Status of Risk and Fraud Management in Digital Wallet
Over past few years Digital Wallets have come up as a fast growing and acceptable payment instruments particularly for smaller amounts like Bill Payments, Mobile recharges, Cab Bills, Movie tickets etc. Digital Wallets penetration is definitely bound to grow within the country and also around the world primarily due the fact that you don’t need to keep a larger sum in the wallet and it is generally topped up just before usage and consumed quickly so the risk exposure in terms of value becomes lower and possibly this is the reason the focus on risk control on digital wallet appears to be a bit lower. With the addition of more and more services like Money Transfer, Purchase of Goods, Travel Bookings etc. on Mobile Wallets and with RBI relaxing the transaction limits on Digital wallets the overall transaction volume is increasing which on one hand open up huge market potential but on other hand also poses possible threats of misuse and frauds. Many digital wallet players have entered into this vast market however the major market dominance is shown by only 5 or 6 players and these few companies control almost 65-70 percent share of the current market.
The fast paced market of digital wallet business in India is currently doing transactions worth over $3 billion and is predicted to go beyond $11 billion by the year 2022 and this is huge business. And such a huge value of transactions over digital means may definitely attract more and more fraudsters and can pose very high risk to the customers as well as the business. Despite of being at such a high risk potential it appears that the existing players are still not so much concerned about this and there are no evident and stricter fraud management programs are created or implemented. A joint initiative by the name of Payment Council of India (PCI) taken by few of the mobile wallet players 2-3 years back has still to come up with something substantial and the industry seems to be focusing on wooing customers by the way of discounts and cash backs rather than attracting them with service quality and safety of their stored money.
Fraudsters use digital wallets for account takeover, provisioning stolen and skimmed card data, and depositing and circulating stolen funds. Fraudsters leverage social media to manipulate call-centre employees, customers, and traditional and emerging financial services. New breeds of malware target mobile devices, while SMS and instant messaging are the new vehicles for phishing attacks. These threats damage customer confidence and obstruct the adoption of digital wallets.
Some common Frauds that are generally seen around the industry are loading money on digital wallets using Stolen Credit Cards or Stolen Bank Account information, Loading Cash onto the wallet and using it for Money Laundering Purposes for example transferring money from one wallet to multiple bank accounts in smaller chunks and doing this with multiple such wallets.

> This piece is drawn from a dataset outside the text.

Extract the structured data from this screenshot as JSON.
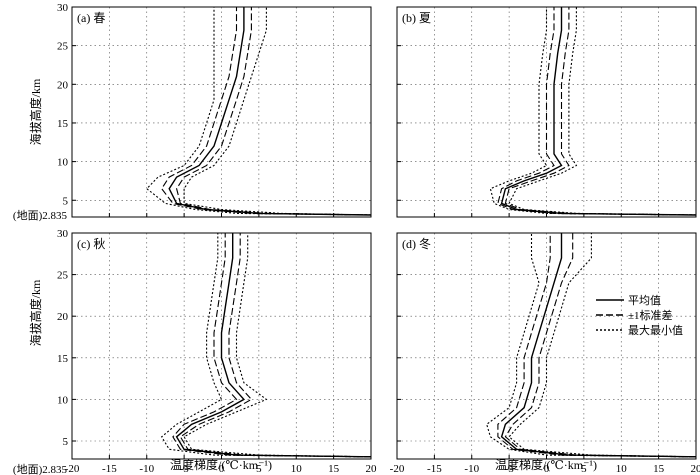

The question comes what the existing players are doing to avert such frauds and what is more they should do.
Most of the Digital Wallet players have implemented some checks to protect the wallets. Few of the checks are at the time of Registration while some work at the time transactions take place. Registration checks for example are checking the Geographical location through IP Address of the prospective customer and thereby controlling wallet issuance for a particular country or geography. Some impose OTP for registration and also for transactions. This is one of most common check for financial transactions and definitely helps in ensuring to an extent that the request has come from a legitimate customer. It helps in ensuring that the Mobile Number being provided is not fake. They also impose checks on Cash Loading and Money Transfer transactions limit for newly created wallet. Also the basic customer information is scrubbed against “Blacklist Customer Database” to ensure they don’t create wallets for known fraudsters. Two wallets for same person are not allowed. One wallet is created then there are certain checks imposed on transactions also. These controls include per transaction limits for various services, daily, weekly and monthly limits based on the type of wallet. Limits on wallet top-up or wallet recharge transactions by way of cash or credit card.
RBI has also released certain guidelines which each digital wallet operator has to mandatorily adhere to but these are also not enough and do not provide any major specific controls. Since we foresee a major growth in the sector it becomes a joint responsibility of the wallet operators and controlling bodies to impose stricter and better Fraud Management Practices including industry standard benchmarking for fraud exposure and come up with standardized guidelines so that the customer money does not remain at risk.